Había leído años atrás el Nican Mopohua, el documento más antiguo que relata (de hecho el título significa "Aquí se narra" en náhuatl) las apariciones de la Virgen de Guadalupe a Juan Diego en el cerro del Tepeyac en 1531. Lo volví a leer después de viajar a México hace año y medio. En Navidad lo releí y encontré esta expresión en el número 28. Desde entonces la tengo atesorada con dulzura en el corazón.

Mi Amor-Persona. Escrito así, con mayúsculas, en la edición de Eduardo Chávez (México, 2021), que brinda la traducción paralela en náhuatl, español e inglés. Es la primera aparición de la Morenita al joven: primero lo llama, se le muestra, y a partir del nº 23 le habla, se presenta como “la perfecta siempre Virgen Santa María”, y enseguida le expresa su deseo de que se construya “una casita sagrada en donde lo mostraré a Él” (nº 27). Está claro que se refiere a Jesús.

Acá llegamos al nº 28. “Lo ofreceré a Él a las gentes”, y a continuación la palabra notetlazotlaliz. Y en este punto encuentro una discrepancia en las traducciones:

- En varios lugares de internet veo: “Lo ofreceré a Él a las gentes en todo mi amor personal, mi mirada compasiva, mi auxilio, mi salvación”. La IA traduce notetlazotlaliz como “mi amor a las personas” o “mi amor por los demás”. Es decir, María manifestará a su Hijo a través de su amor de ella, su misericordia, su auxilio y su salvación de ella a las gentes (I will give Him to the people in all my personal love, in my compassionate gaze, in my help, in my salvation). Pero ¿acaso no salva Jesús y nadie más que Él?

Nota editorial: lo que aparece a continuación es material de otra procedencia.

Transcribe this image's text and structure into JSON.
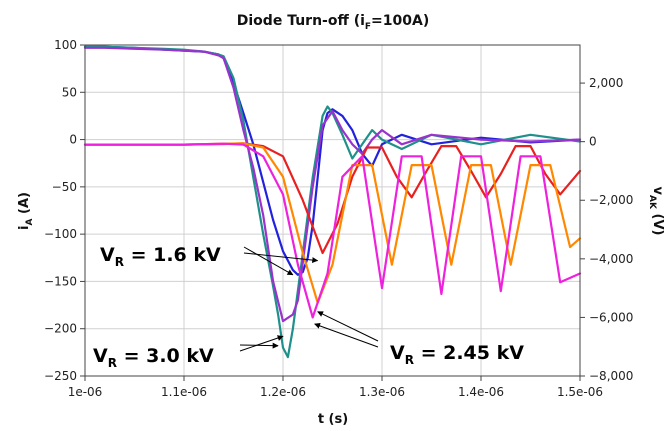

- En cambio Eduardo Chávez, en el librito que yo tengo, traduce: “Lo ofreceré a Él a las gentes; a Él que es mi Amor-Persona; a Él, que es mi mirada misericordiosa; a Él, que es mi auxilio; a Él, que es mi salvación”. Algo muy diferente: María hará conocer al Señor, y solo Él es misericordia, auxilio y, por supuesto, únicamente Él es salvación (I will offer Him to the people, He who is my Love-person, He who is my merciful gaze, he who is my help, he who is my salvation). Esta es, para mí, la versión correcta sin duda.

La Virgen llama a Jesús su Amor-Persona, y esa delicadeza sugiere intimidad, ternura, comprensión, sosiego, esperanza… Me detuve y muchas veces, y hoy de nuevo, saboreo… Mi Amor-Persona.

        Tú eres mi Amor-Persona.

        En ti y desde ti
        todos los otros amores quedan
                incluidos,
                relativizados,
                explicados.

        Mi Amor-Persona…

        Tú eres la persona clave de mi vida,
                por quien hago locuras,
                por quien me adentro en lo incierto,
                a quien únicamente entrego
                        mi corazón.
    
        Solo mi Amor-Persona me conoce
                en lo profundo,
                        me mueve,
                        me cambia,
                        me resucita.

        Mi Amor-Persona… ¡Qué belleza!